Only metahumans with at least 1 point of essence can be resurrected into their original body. Metahumans with purely astral or digital souls must have an appropriate body created for them from astral or digital materials.
Soul is required to keep the body in a state where the original soul can reattach. It costs 1 sacrificed soul point for every 8 hours the person has been dead. Like other forms of soul loss, the sacrificing character loses from their non-bodied soul first, and a random attribute is reduced for each point of soul sacrificed.
The Undead
In the world of Neon Sorcery, dead bodies may become animated by effects other than resurrection. These become undead, caught in a place where they must literally consume essence to survive.

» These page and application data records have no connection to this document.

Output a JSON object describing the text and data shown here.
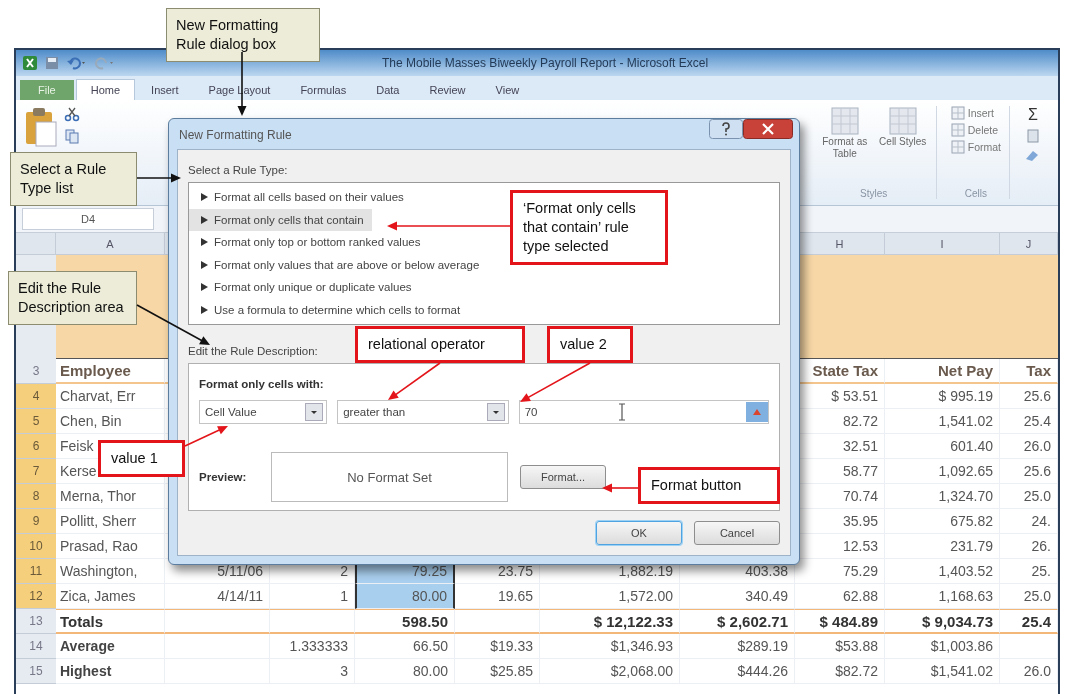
{
  "callouts": [
    {
      "kind": "note",
      "text": "New Formatting Rule dialog box"
    },
    {
      "kind": "note",
      "text": "Select a Rule Type list"
    },
    {
      "kind": "highlight",
      "text": "‘Format only cells that contain’ rule type selected"
    },
    {
      "kind": "note",
      "text": "Edit the Rule Description area"
    },
    {
      "kind": "highlight",
      "text": "relational operator"
    },
    {
      "kind": "highlight",
      "text": "value 2"
    },
    {
      "kind": "highlight",
      "text": "value 1"
    },
    {
      "kind": "highlight",
      "text": "Format button"
    }
  ],
  "window": {
    "title": "The Mobile Masses Biweekly Payroll Report - Microsoft Excel",
    "tabs": [
      {
        "label": "File",
        "kind": "file",
        "selected": false
      },
      {
        "label": "Home",
        "kind": "tab",
        "selected": true
      },
      {
        "label": "Insert",
        "kind": "tab",
        "selected": false
      },
      {
        "label": "Page Layout",
        "kind": "tab",
        "selected": false
      },
      {
        "label": "Formulas",
        "kind": "tab",
        "selected": false
      },
      {
        "label": "Data",
        "kind": "tab",
        "selected": false
      },
      {
        "label": "Review",
        "kind": "tab",
        "selected": false
      },
      {
        "label": "View",
        "kind": "tab",
        "selected": false
      }
    ]
  },
  "ribbon": {
    "styles": {
      "label": "Styles",
      "items": [
        "Format as Table",
        "Cell Styles"
      ]
    },
    "cells": {
      "label": "Cells",
      "items": [
        "Insert",
        "Delete",
        "Format"
      ]
    },
    "sum": "Σ"
  },
  "name_box": "D4",
  "sheet": {
    "column_headers": {
      "A": "A",
      "H": "H",
      "I": "I",
      "J": "J"
    },
    "rows": [
      {
        "num": "3",
        "kind": "header",
        "d_selected": false,
        "cells": {
          "A": "Employee",
          "H": "State Tax",
          "I": "Net Pay",
          "J": "Tax"
        }
      },
      {
        "num": "4",
        "kind": "data",
        "d_selected": true,
        "cells": {
          "A": "Charvat, Err",
          "H": "$   53.51",
          "I": "$      995.19",
          "J": "25.6"
        }
      },
      {
        "num": "5",
        "kind": "data",
        "d_selected": true,
        "cells": {
          "A": "Chen, Bin",
          "H": "82.72",
          "I": "1,541.02",
          "J": "25.4"
        }
      },
      {
        "num": "6",
        "kind": "data",
        "d_selected": true,
        "cells": {
          "A": "Feisk",
          "H": "32.51",
          "I": "601.40",
          "J": "26.0"
        }
      },
      {
        "num": "7",
        "kind": "data",
        "d_selected": true,
        "cells": {
          "A": "Kerse",
          "H": "58.77",
          "I": "1,092.65",
          "J": "25.6"
        }
      },
      {
        "num": "8",
        "kind": "data",
        "d_selected": true,
        "cells": {
          "A": "Merna, Thor",
          "H": "70.74",
          "I": "1,324.70",
          "J": "25.0"
        }
      },
      {
        "num": "9",
        "kind": "data",
        "d_selected": true,
        "cells": {
          "A": "Pollitt, Sherr",
          "H": "35.95",
          "I": "675.82",
          "J": "24."
        }
      },
      {
        "num": "10",
        "kind": "data",
        "d_selected": true,
        "cells": {
          "A": "Prasad, Rao",
          "H": "12.53",
          "I": "231.79",
          "J": "26."
        }
      },
      {
        "num": "11",
        "kind": "data",
        "d_selected": true,
        "cells": {
          "A": "Washington,",
          "B": "5/11/06",
          "C": "2",
          "D": "79.25",
          "E": "23.75",
          "F": "1,882.19",
          "G": "403.38",
          "H": "75.29",
          "I": "1,403.52",
          "J": "25."
        }
      },
      {
        "num": "12",
        "kind": "data",
        "d_selected": true,
        "cells": {
          "A": "Zica, James",
          "B": "4/14/11",
          "C": "1",
          "D": "80.00",
          "E": "19.65",
          "F": "1,572.00",
          "G": "340.49",
          "H": "62.88",
          "I": "1,168.63",
          "J": "25.0"
        }
      },
      {
        "num": "13",
        "kind": "total",
        "d_selected": false,
        "cells": {
          "A": "Totals",
          "D": "598.50",
          "F": "$ 12,122.33",
          "G": "$ 2,602.71",
          "H": "$ 484.89",
          "I": "$ 9,034.73",
          "J": "25.4"
        }
      },
      {
        "num": "14",
        "kind": "stat",
        "d_selected": false,
        "cells": {
          "A": "Average",
          "C": "1.333333",
          "D": "66.50",
          "E": "$19.33",
          "F": "$1,346.93",
          "G": "$289.19",
          "H": "$53.88",
          "I": "$1,003.86"
        }
      },
      {
        "num": "15",
        "kind": "stat",
        "d_selected": false,
        "cells": {
          "A": "Highest",
          "C": "3",
          "D": "80.00",
          "E": "$25.85",
          "F": "$2,068.00",
          "G": "$444.26",
          "H": "$82.72",
          "I": "$1,541.02",
          "J": "26.0"
        }
      }
    ]
  },
  "dialog": {
    "title": "New Formatting Rule",
    "rule_type_label": "Select a Rule Type:",
    "rule_types": [
      {
        "label": "Format all cells based on their values",
        "selected": false
      },
      {
        "label": "Format only cells that contain",
        "selected": true
      },
      {
        "label": "Format only top or bottom ranked values",
        "selected": false
      },
      {
        "label": "Format only values that are above or below average",
        "selected": false
      },
      {
        "label": "Format only unique or duplicate values",
        "selected": false
      },
      {
        "label": "Use a formula to determine which cells to format",
        "selected": false
      }
    ],
    "description_label": "Edit the Rule Description:",
    "condition_label": "Format only cells with:",
    "value1": "Cell Value",
    "operator": "greater than",
    "value2": "70",
    "preview_label": "Preview:",
    "preview": "No Format Set",
    "format_button": "Format...",
    "ok": "OK",
    "cancel": "Cancel"
  }
}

Different types of undead will have different methods and rate requirements for consuming essence.
Some examples of undead creatures you may encounter include:
Zombies - flesh eating, viral borne disease. Zombies or ghouls are caught perpetually in the dying state. They crave flesh, especially souled flesh.
Vampires - blood drinking, spread with bacteria. Vampirism erodes a soul and the vampire must imbibe metahuman blood to retain abilities, although this soul does not fully integrate.
Revenants - animated by blood magic or digital parasites, revenants do not regain essence, and usually require direction from an animating force
Undead creatures have varying degrees of sentience, and may be shambling creatures or appear to be perfectly normal metahumans.